The persistence is a key component of a successful platform, it is needed to store all the relevant information data, making them accessible for the outside when it is required.
- HDFS: the Hadoop Distributed File System (HDFS) is a distributed file system designed to run on commodity hardware. It has many similarities with existing distributed file systems. However, the differences from other distributed file systems are significant. HDFS is highly fault-tolerant and is designed to be deployed on low-cost hardware. HDFS provides high throughput access to application data and is suitable for applications that have large data sets.
- Postgres: is a powerful, open-source object-relational database system. It has like main features the transactions with Atomicity, Consistency, Isolation, Durability (ACID) properties, automatically updatable views, materialized views, triggers, foreign keys, and stored procedures.
- MongoDB: is a distributed database, document-based, generic purpose for modern application and cloud.

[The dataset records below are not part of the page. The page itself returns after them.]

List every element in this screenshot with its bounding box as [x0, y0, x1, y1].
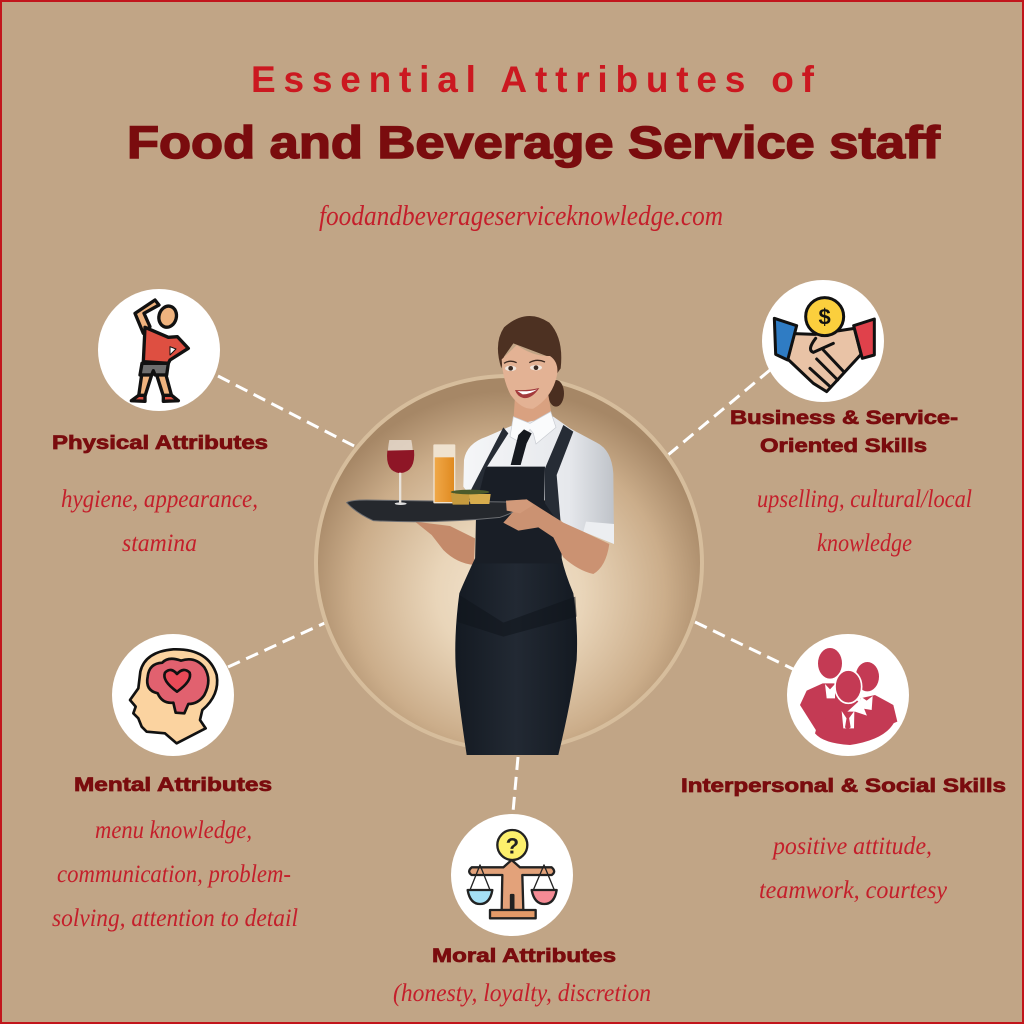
panel: business and service-oriented skills: [730, 280, 972, 557]
panel: mental attributes: [52, 634, 298, 932]
heading: Oriented Skills: [760, 436, 927, 457]
garnish: [451, 490, 489, 494]
cup left: [451, 493, 470, 505]
description: knowledge: [817, 530, 912, 557]
dashed connectors: [218, 370, 795, 812]
right iris: [534, 365, 538, 370]
collar: [510, 412, 556, 444]
cup right: [469, 494, 491, 504]
website url: foodandbeverageserviceknowledge.com: [319, 201, 723, 232]
icon: balance scale person: [451, 814, 573, 936]
description: (honesty, loyalty, discretion: [393, 980, 651, 1007]
hair back: [498, 316, 561, 375]
title line 2: Food and Beverage Service staff: [127, 117, 941, 168]
apron bib: [468, 467, 562, 563]
eyes: [504, 360, 545, 371]
icon: stretching person: [98, 289, 220, 411]
smile: [515, 388, 539, 398]
glass: [433, 444, 455, 503]
description: menu knowledge,: [95, 817, 252, 844]
left iris: [508, 366, 513, 371]
description: communication, problem-: [57, 861, 291, 888]
description: [757, 486, 972, 557]
description: positive attitude,: [771, 833, 932, 860]
right person: [856, 662, 879, 691]
heading: Mental Attributes: [74, 775, 272, 796]
face: [502, 345, 557, 409]
juice: [435, 457, 454, 502]
foot: [395, 502, 407, 505]
apron skirt: [455, 558, 577, 755]
panel: physical attributes: [52, 289, 268, 557]
description: [52, 817, 298, 932]
description: solving, attention to detail: [52, 905, 298, 932]
panel: interpersonal and social skills: [681, 634, 1006, 904]
icon: handshake with dollar coin: $: [819, 305, 831, 330]
heading: Business & Service-: [730, 408, 958, 429]
wine: [387, 450, 414, 473]
waitress illustration: [347, 316, 614, 755]
icon: balance scale person: ?: [506, 833, 519, 858]
description: hygiene, appearance,: [61, 486, 258, 513]
central circular backdrop: [316, 376, 702, 750]
neck: [513, 395, 552, 432]
stem: [399, 473, 401, 503]
icon: head with brain and heart: [112, 634, 234, 756]
hair bun: [548, 380, 564, 407]
tray: [347, 500, 518, 522]
teeth: [517, 389, 537, 394]
title line 1: Essential Attributes of: [251, 59, 815, 100]
apron straps: [468, 425, 573, 527]
wine bowl: [388, 440, 413, 473]
heading: Moral Attributes: [432, 946, 616, 967]
apron pocket fold: [457, 595, 577, 637]
icon: group of people: [787, 634, 909, 756]
eyebrows: [504, 360, 545, 363]
description: [61, 486, 258, 557]
near forearm and hand: [503, 499, 609, 574]
description: stamina: [122, 530, 197, 557]
description: [759, 833, 948, 904]
panel: moral attributes: [393, 814, 651, 1007]
juice glass: [433, 444, 455, 503]
description: teamwork, courtesy: [759, 877, 948, 904]
tie: [511, 429, 532, 465]
fingers over tray: [506, 499, 533, 513]
left eye white: [505, 366, 516, 371]
left person: [818, 648, 842, 679]
far forearm: [415, 522, 475, 565]
shirt: [463, 417, 614, 544]
heading: Physical Attributes: [52, 433, 268, 454]
icon: handshake with dollar coin: [762, 280, 884, 402]
heading: Interpersonal & Social Skills: [681, 776, 1006, 797]
right eye white: [530, 365, 542, 370]
wine glass: [387, 440, 414, 505]
center person: [835, 670, 862, 703]
description: upselling, cultural/local: [757, 486, 972, 513]
gold cups: [451, 490, 491, 505]
heading: [730, 408, 958, 457]
sleeve cuff: [583, 522, 614, 544]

It stores documents in JSON format, supports matrix and nested objects, an advanced query language allows the user to filter data using whatever key in JSON document, having at the same time all the advantages of a relation DB like ACID transactions, the use of join in the queries and so on.
In the security block are defined the components for the authorization and authentication of users and systems. They also integrate modules for data protection and privacy.

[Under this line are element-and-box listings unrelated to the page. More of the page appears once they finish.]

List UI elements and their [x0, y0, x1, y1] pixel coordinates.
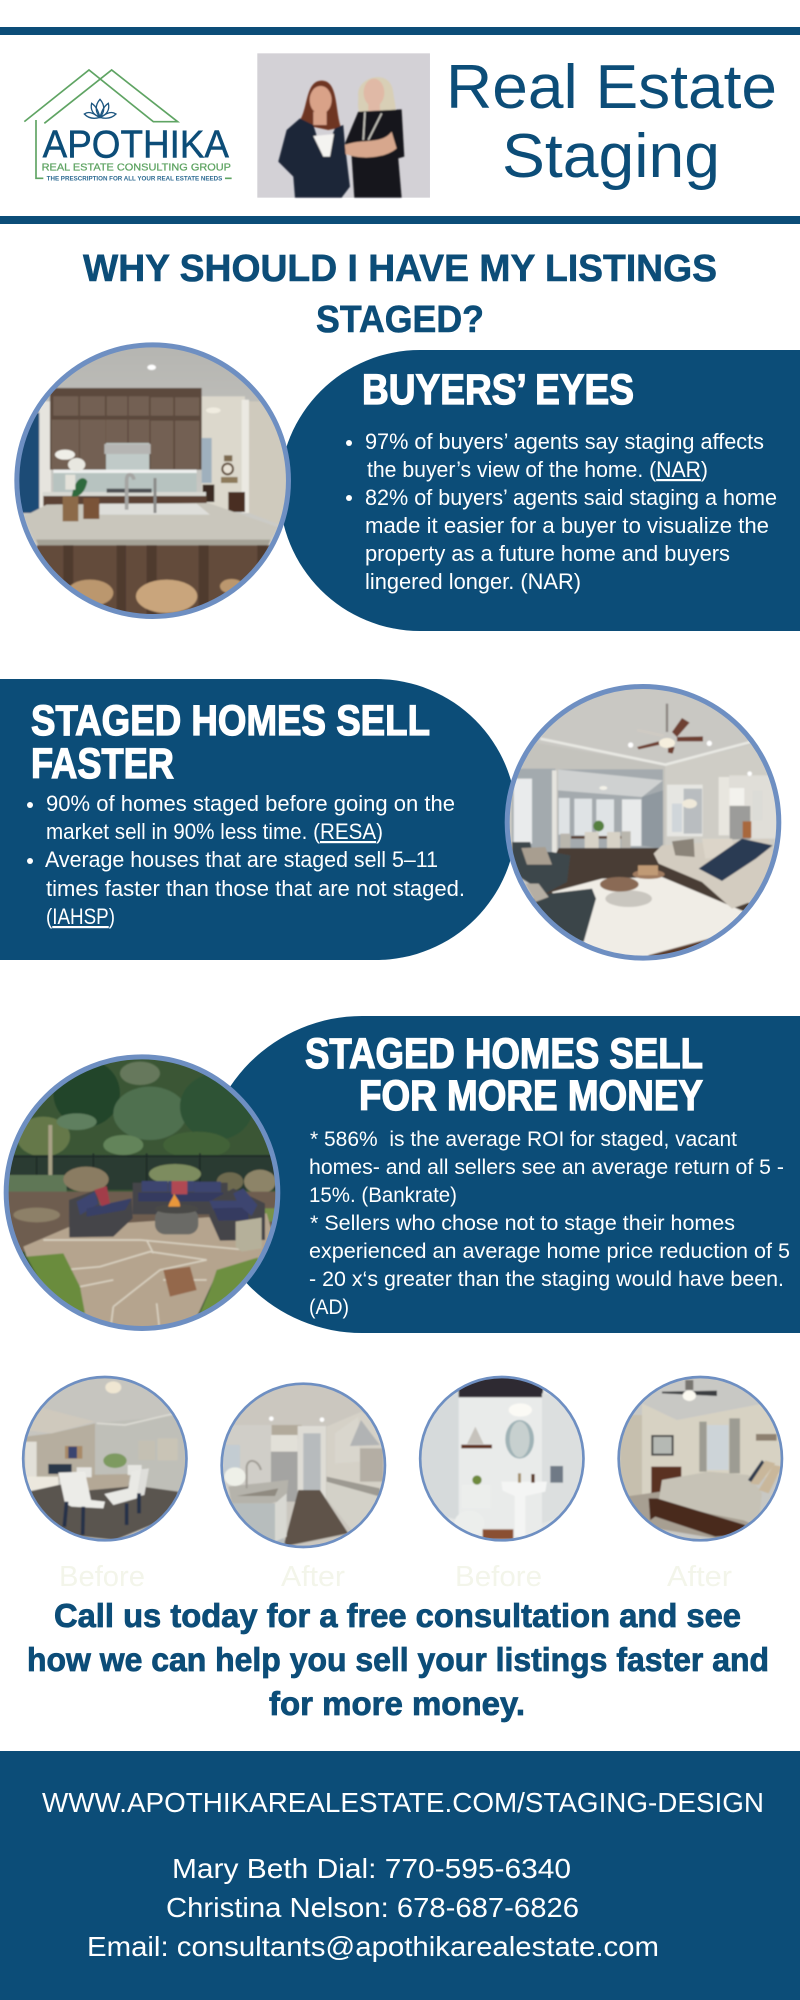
text block: more money: experienced an average home price reduction of 5 [309, 1239, 790, 1263]
contact details [87, 1853, 659, 1962]
title [446, 53, 777, 191]
header band [0, 27, 800, 224]
text block: more money: 15%. (Bankrate) [309, 1183, 457, 1207]
bullet list: buyers' eyes: the buyer’s view of the home. (NAR) [367, 457, 708, 482]
bullet list: buyers' eyes: lingered longer. (NAR) [365, 569, 581, 594]
bullet list: buyers' eyes: made it easier for a buyer to visualize the [365, 513, 769, 538]
title: Staging [502, 122, 720, 191]
photo: kitchen [10, 338, 295, 624]
website url: WWW.APOTHIKAREALESTATE.COM/STAGING-DESIGN [42, 1787, 764, 1818]
heading: why staged: WHY SHOULD I HAVE MY LISTINGS [83, 248, 717, 290]
bullet list: sell faster: Average houses that are staged sell 5–11 [45, 847, 438, 872]
bullet list: sell faster [27, 791, 465, 929]
heading: more money [305, 1030, 703, 1120]
footer panel [0, 1751, 800, 2000]
panel: more money [204, 1016, 800, 1333]
text block: more money: homes- and all sellers see an average return of 5 - [309, 1155, 784, 1179]
heading: sell faster [31, 697, 430, 788]
bullet list: buyers' eyes: 97% of buyers’ agents say staging affects [365, 429, 764, 454]
text block: more money: (AD) [309, 1295, 349, 1319]
photo: before bathroom [418, 1376, 585, 1542]
logo: Apothika: REAL ESTATE CONSULTING GROUP [42, 163, 231, 174]
captions: before and after: Before [455, 1561, 542, 1593]
heading: why staged: STAGED? [316, 299, 484, 341]
photo: living room [502, 682, 787, 969]
heading: more money: FOR MORE MONEY [359, 1072, 703, 1120]
contact details: Christina Nelson: 678-687-6826 [166, 1892, 579, 1923]
captions: before and after [59, 1561, 732, 1593]
call to action: Call us today for a free consultation and see [54, 1597, 741, 1634]
photo: patio [0, 1050, 285, 1337]
bullet list: sell faster: times faster than those that are not staged. [46, 876, 465, 901]
bullet list: buyers' eyes: 82% of buyers’ agents said staging a home [365, 485, 777, 510]
bullet list: buyers' eyes: property as a future home and buyers [365, 541, 730, 566]
contact details: Mary Beth Dial: 770-595-6340 [172, 1853, 571, 1884]
captions: before and after: Before [59, 1561, 145, 1593]
call to action: for more money. [269, 1685, 525, 1722]
call to action [27, 1597, 769, 1722]
captions: before and after: After [667, 1561, 732, 1593]
bullet list: sell faster: (IAHSP) [46, 904, 115, 929]
heading: why staged [83, 248, 717, 341]
photo: before dining room [22, 1376, 188, 1542]
bullet list: buyers' eyes [346, 429, 777, 594]
heading: more money: STAGED HOMES SELL [305, 1030, 703, 1078]
photo: after kitchen [220, 1382, 386, 1548]
title: Real Estate [446, 53, 777, 122]
text block: more money: * Sellers who chose not to stage their homes [310, 1211, 735, 1235]
contact details: Email: consultants@apothikarealestate.com [87, 1931, 659, 1962]
captions: before and after: After [281, 1561, 345, 1593]
logo: Apothika [24, 70, 232, 183]
text block: more money [309, 1127, 790, 1319]
panel: buyers' eyes [280, 350, 800, 631]
text block: more money: * 586% is the average ROI for staged, vacant [310, 1127, 737, 1151]
logo: Apothika: APOTHIKA [43, 122, 230, 166]
text block: more money: - 20 x‘s greater than the staging would have been. [309, 1267, 784, 1291]
photo: after bedroom [617, 1376, 784, 1542]
logo: Apothika: THE PRESCRIPTION FOR ALL YOUR REAL ESTATE NEEDS [47, 177, 222, 183]
heading: sell faster: FASTER [31, 740, 174, 788]
panel: sell faster [0, 679, 516, 960]
call to action: how we can help you sell your listings faster and [27, 1641, 769, 1678]
bullet list: sell faster: 90% of homes staged before going on the [46, 791, 455, 816]
heading: buyers' eyes: BUYERS’ EYES [362, 366, 634, 414]
heading: sell faster: STAGED HOMES SELL [31, 697, 430, 745]
bullet list: sell faster: market sell in 90% less time. (RESA) [46, 819, 383, 844]
photo: two consultants [257, 53, 430, 198]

- KeyRock: is a FIWARE component for Identity Management. Using Keyrock (in conjunction with other security components such as PEP Proxy and Authzforce) it is added OAuth2-based authentication and authorization security to services and applications.
- Wilma: in combination with Identity Management and Authorization PDP GEs, adds authentication and authorization security to backend applications. Thus, only FIWARE users will be able to access Generic Enablers and other REST services. The PEP Proxy allows for programmatically managing specific permissions and policies to resources allowing different access levels to users.
- AuthZForce: is the reference implementation of the Authorization PDP Generic Enabler. Indeed, as mandated by the GE specification, this implementation provides an API to get authorization decisions based on authorization policies, and authorization requests from PEPs. The API follows the REST architecture style and complies with XACML v3.0.
The Data Sovereignty block contains the components of the IDS ecosystem able to exchange data in a secure way guaranteeing the technological usage control and the implementation of the data sovereignty principles.
- TRUE Connector: is one of the available open-source connectors based on IDS standards, it is a technical component to standardize data exchange between participants in the data space.
- ENG Clearing House: is an intermediary that provides clearing and settlement services for all financial and data exchange transactions.
- IDS Services: describe complementary services for deploying an IDS ecosystem. An example is the IDS Metadata Broker, an intermediary that stores and manages information about the data sources available in the data space or the IDS Identity Provider that offers a service to create, maintain, manage, monitor, and validate identity information of and for participants in the data space.